Rebecca Herold, CEO of Privacy Professor, said the ISP privacy rules from the Federal Communications Commission (FCC) are long overdue and a good start.
"However, as with any initial set of privacy rules, it hasn't yet met the mark in providing all the protections necessary in today's world, where the data created through internet use is an electronic extension and representation of every person's self," Herold told SearchSecurity.
According to the announcement issued by the FCC, "The rules specify categories of information that are considered sensitive, which include precise geolocation, financial information, health information, children's information, social security numbers, web-browsing history, app-usage history and the content of communications."

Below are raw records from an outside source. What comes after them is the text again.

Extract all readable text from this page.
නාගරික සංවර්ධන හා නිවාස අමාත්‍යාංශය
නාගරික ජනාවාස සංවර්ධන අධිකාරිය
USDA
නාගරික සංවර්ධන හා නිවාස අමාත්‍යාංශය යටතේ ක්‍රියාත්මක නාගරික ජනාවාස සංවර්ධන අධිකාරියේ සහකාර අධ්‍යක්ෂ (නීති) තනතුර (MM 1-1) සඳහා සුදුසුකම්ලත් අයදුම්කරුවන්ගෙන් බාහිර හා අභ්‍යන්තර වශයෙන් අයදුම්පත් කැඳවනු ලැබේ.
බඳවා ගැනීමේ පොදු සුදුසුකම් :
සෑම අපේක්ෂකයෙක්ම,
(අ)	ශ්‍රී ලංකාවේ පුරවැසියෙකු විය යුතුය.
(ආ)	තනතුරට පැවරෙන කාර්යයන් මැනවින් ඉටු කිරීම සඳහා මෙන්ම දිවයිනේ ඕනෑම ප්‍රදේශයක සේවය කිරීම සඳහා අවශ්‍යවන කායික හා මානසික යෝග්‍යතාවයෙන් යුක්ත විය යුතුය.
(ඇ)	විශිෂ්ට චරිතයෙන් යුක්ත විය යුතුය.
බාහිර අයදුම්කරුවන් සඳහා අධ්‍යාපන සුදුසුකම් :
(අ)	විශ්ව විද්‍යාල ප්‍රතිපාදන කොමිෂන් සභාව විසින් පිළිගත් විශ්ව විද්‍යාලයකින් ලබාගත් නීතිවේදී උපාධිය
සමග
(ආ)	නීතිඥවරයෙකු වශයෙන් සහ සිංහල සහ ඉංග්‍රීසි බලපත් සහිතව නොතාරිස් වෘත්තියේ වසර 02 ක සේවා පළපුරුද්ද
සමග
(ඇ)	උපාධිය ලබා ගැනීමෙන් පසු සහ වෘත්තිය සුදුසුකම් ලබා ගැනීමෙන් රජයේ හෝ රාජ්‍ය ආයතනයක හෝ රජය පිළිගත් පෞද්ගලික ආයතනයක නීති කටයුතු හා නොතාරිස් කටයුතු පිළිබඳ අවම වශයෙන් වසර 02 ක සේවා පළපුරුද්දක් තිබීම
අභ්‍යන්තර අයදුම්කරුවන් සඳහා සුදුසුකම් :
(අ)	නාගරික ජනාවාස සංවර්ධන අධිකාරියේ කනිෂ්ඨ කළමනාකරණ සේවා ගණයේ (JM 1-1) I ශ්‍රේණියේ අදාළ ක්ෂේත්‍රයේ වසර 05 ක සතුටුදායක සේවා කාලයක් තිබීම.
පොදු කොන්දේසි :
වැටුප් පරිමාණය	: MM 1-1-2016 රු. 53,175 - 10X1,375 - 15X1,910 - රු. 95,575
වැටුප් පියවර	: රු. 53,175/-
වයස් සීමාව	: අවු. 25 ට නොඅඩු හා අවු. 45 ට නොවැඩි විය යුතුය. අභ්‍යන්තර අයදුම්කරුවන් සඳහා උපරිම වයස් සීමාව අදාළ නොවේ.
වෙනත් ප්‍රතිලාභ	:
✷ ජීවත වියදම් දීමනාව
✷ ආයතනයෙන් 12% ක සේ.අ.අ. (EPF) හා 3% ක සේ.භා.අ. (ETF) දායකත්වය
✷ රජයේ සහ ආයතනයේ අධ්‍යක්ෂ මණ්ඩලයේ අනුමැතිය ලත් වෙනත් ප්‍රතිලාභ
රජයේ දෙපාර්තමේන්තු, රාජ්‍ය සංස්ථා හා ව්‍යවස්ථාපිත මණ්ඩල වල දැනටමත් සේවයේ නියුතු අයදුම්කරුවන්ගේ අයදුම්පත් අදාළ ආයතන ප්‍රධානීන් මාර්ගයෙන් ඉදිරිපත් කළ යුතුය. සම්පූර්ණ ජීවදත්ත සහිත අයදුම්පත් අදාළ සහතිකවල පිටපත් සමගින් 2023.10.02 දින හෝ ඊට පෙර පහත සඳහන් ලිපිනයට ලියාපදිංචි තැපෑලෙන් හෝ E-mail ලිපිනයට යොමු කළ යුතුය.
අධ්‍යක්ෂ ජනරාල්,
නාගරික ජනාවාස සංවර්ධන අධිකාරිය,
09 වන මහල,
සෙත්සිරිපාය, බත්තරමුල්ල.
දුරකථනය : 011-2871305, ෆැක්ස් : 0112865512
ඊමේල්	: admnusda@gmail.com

Herold said ISPs have long been protected from the same privacy criticism as Google or Facebook because users often don't know how much data ISPs gather.
"It is not apparent what their ISPs are doing when they are connecting to the internet; once they set internet connectivity up, it just happens whenever they want to get on," Herold said. "They do not see all the data being generated from their activities on and through the internet. Out of sight, out of mind ... without seeing the massive amount of ISP data they generate, they are oblivious."
The new ISP privacy rules allow the use of nonsensitive information, including email address and service-tier information, as long as ISPs offer their customers the option to opt out to block the ISP from using or sharing that data.
ISPs will also be required to comply with transparency requirements and data breach notification guidelines. According to the rules, broadband providers are required to have "reasonable data security practices and guidelines" for ISPs, including implementing "robust customer authentication tools" and "relevant industry best practices." The new rules apply only to broadband and other telecommunications service providers, so websites and other edge services will not be affected.
However, Herold noticed a few potential loopholes and issues with the new ISP privacy rules. According to Herold, the FCC didn't include many specifics that could become issues, including what constitutes "reasonable measures to protect customer data," what kind of precautions need to be taken to prevent reidentifying de-identified data, and what qualifies as an "unidentifiable format" for de-identified data.
"I know from my many years of working with businesses that when it comes to implementing security, a large portion of them will only do what is explicitly required by law," Herold said. "As a result, most ISPs will probably not significantly improve their security practices under these new rules. Without such specifics -- hello, loophole."